= Augmented renal clearance =

Change in kidney function during illness

In pharmacology, augmented renal clearance (ARC) is a phenomenon where certain critically ill patients may display increased clearance of a medication through the kidneys. In many cases, it is observed as a measured creatinine clearance above that which is expected given the patient's age, sex, and other factors. The phenomenon is most commonly observed in patients with neurologic damage, sepsis, major trauma, or burns.

Augmented renal clearance can be caused by increased fluid administration, certain medications, and critical illnesses. It can lead to failure of treatment in people due to a decrease in drug concentrations, increase in clearance, or shorter half life. Many medications require adjustment to account for the changed clearance in people with ARC, notably some antibiotics.

==History==
Normal kidney function measured by creatinine clearance varies in different populations based on age, gender, race, fluid balance, and other factors, but also can be affected by diseases themselves. This makes it challenging to assign an objective number or scale to kidney function. For this reason, kidney function (and thus medication elimination) has been approximated by measuring creatinine clearance, or calculating an estimated glomerular filtration rate (eGFR), since 1976. Beginning in the late 1970s, an increase in the creatinine clearance had been observed in burn patients. This led to the realization that some burn patients required higher than expected doses of aminoglycosides to obtain the same serum concentration of drug.

==Diagnosis==
The primary sign of augmented renal clearance is an increase in the creatinine clearance well above that which would be considered normal. Commonly, ARC is defined as a creatinine clearance of greater than 130 mL/min, but the effects of increased clearance on therapy are not directly correlated to a specific number. For this reason, lower cutoffs such as 120 mL/min are used by some, as well as higher cutoffs in young people who typically have higher kidney function to begin with. Another cutoff used is 10% above the upper limit of normal for a certain population.
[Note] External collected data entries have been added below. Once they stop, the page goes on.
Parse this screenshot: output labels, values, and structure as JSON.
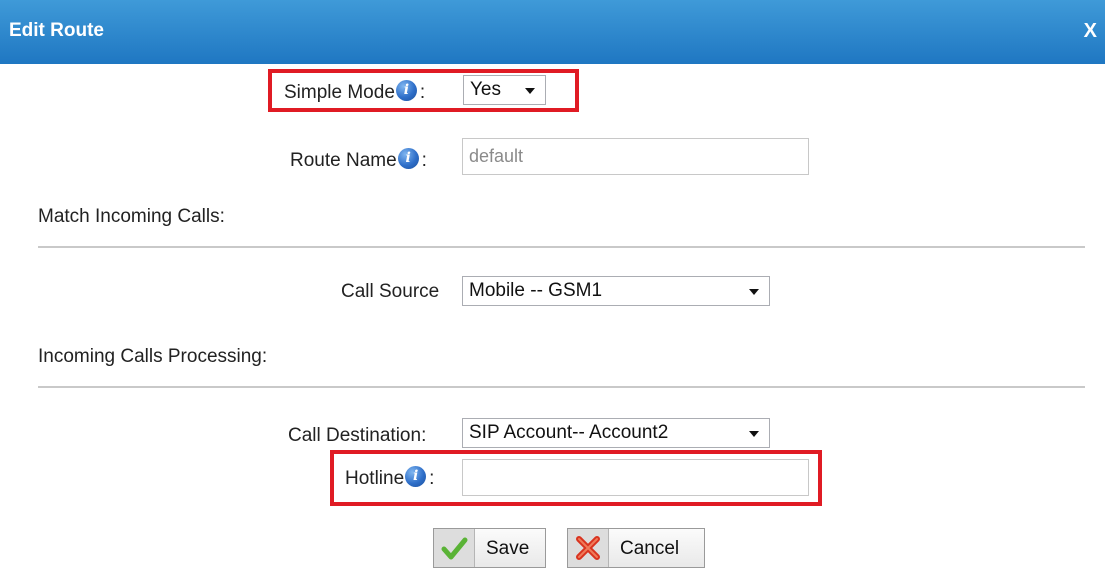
{
  "dialog": {
    "title": "Edit Route",
    "close_label": "X"
  },
  "form": {
    "simple_mode": {
      "label": "Simple Mode",
      "colon": ":",
      "value": "Yes",
      "info_glyph": "i"
    },
    "route_name": {
      "label": "Route Name",
      "colon": ":",
      "value": "default",
      "info_glyph": "i"
    },
    "match_section": "Match Incoming Calls:",
    "call_source": {
      "label": "Call Source",
      "value": "Mobile -- GSM1"
    },
    "processing_section": "Incoming Calls Processing:",
    "call_destination": {
      "label": "Call Destination:",
      "value": "SIP Account-- Account2"
    },
    "hotline": {
      "label": "Hotline",
      "colon": ":",
      "value": "",
      "info_glyph": "i"
    }
  },
  "buttons": {
    "save": {
      "label": "Save",
      "icon": "check-icon"
    },
    "cancel": {
      "label": "Cancel",
      "icon": "x-mark-icon"
    }
  },
  "colors": {
    "title_bar": "#2f8ad0",
    "highlight_border": "#e01b24",
    "info_icon": "#2f6fc9",
    "check_icon": "#5ab336",
    "cancel_icon": "#d9331f"
  }
}
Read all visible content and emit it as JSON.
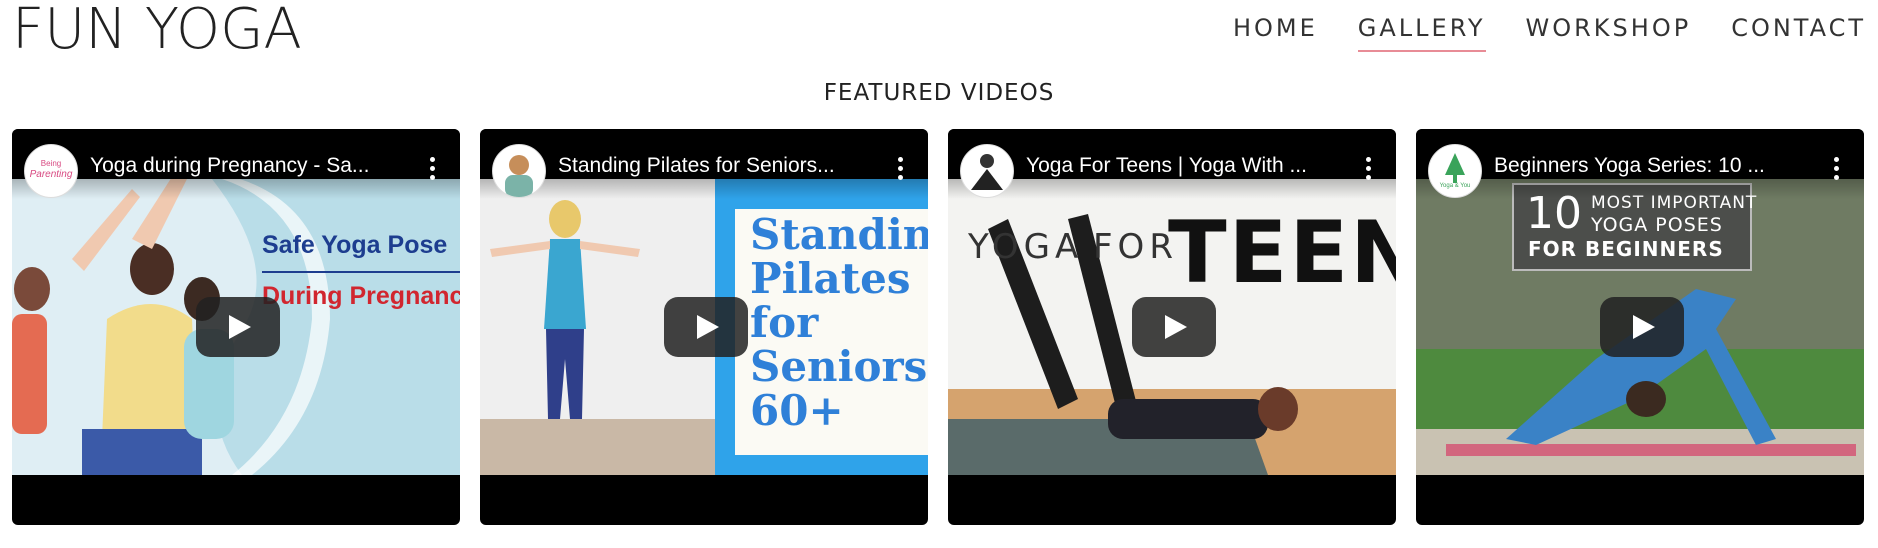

In patients who do not have their creatinine clearance or eGFR measured or calculated frequently, augmented renal clearance may be first seen by the failure of certain medications to produce the expected effect in a patient. As an example, an antibiotic that is being administered at recommended doses in accordance with antibiotic sensitivity testing may not be inducing clinical improvement in a person. This may also be recognized if calculated dosages based on pharmacokinetic monitoring are higher than expected for a patient.

==Causes==
Shannon et al. observed in 1932 that dogs had an increased renal function after high protein meals – which they termed "renal function reserve". Activation of this "reserve" or extra-renal function has been suggested as a potential mechanism for ARC in severe illness.

The administration of medications which increase blood flow to the kidneys has also been considered a potential cause of ARC, including administration of fluids. Some medications which have been thought to cause increased renal clearance include norepinephrine and other vasopressors. While medications may increase renal clearance, many patients with severe illness have higher clearance prior to the initiation of these medications. Augmented renal clearance also may occur in people who have some types of cancers, such as hematologic cancers. In these people, the efficacy of antibiotic treatment may be decreased if the increased clearance is not accounted for.

==Risk factors and screening==
Patients with critical illnesses can be screened for risk of ARC affecting therapy in a number of ways. Scoring methods may use factors such as the following to predict ARC in critically ill patients:
- Age
- Serum creatinine
- Leukemia
- Major trauma
- APACHE III
- SOFA score

==Management==
Augmented renal clearance may result in failure of treatment due to the increased elimination of drugs. This can be prevented by increasing the dosage of the medication, or by increasing the frequency the medication is administered to account for increased elimination. ARC influences the recommended dosages for antibiotics including aminoglycosides, beta-lactams, fluoroquinolones, and vancomycin in critical care. In any case, the occurrence of ARC is managed through pharmacokinetic monitoring and adjusting medication dosages, frequencies, or timing to ensure adequate response.

The occurrence of ARC can also impact medications that are unrelated to an acute illness, such as levetiracetam for seizures. People taking a stable dose of levetiracetam at home may require an increased dose when critically ill in a hospital to maintain efficacy.

==Epidemiology==

Occurrence of ARC by disease
| Disease state | ARC (CrCl >130 mL/min) |
|---|---|
| Severe burn | 65% |
| Sepsis | 39.5–56% |
| Subarachnoid hemorrhage | 100% |
| Trauma | 85.7% |
| Traumatic brain injury | 85% |

Augmented renal clearance can occur in many critical care instances, but is common when patients are administered large quantities of fluid replacement, as is common in an intensive care unit. It is considered a normal part of the body's response to a severe infection or other traumatic event. Changes in renal function due to trauma or infection may be in part due to changes in hormone release as part of the body's immune and healing responses.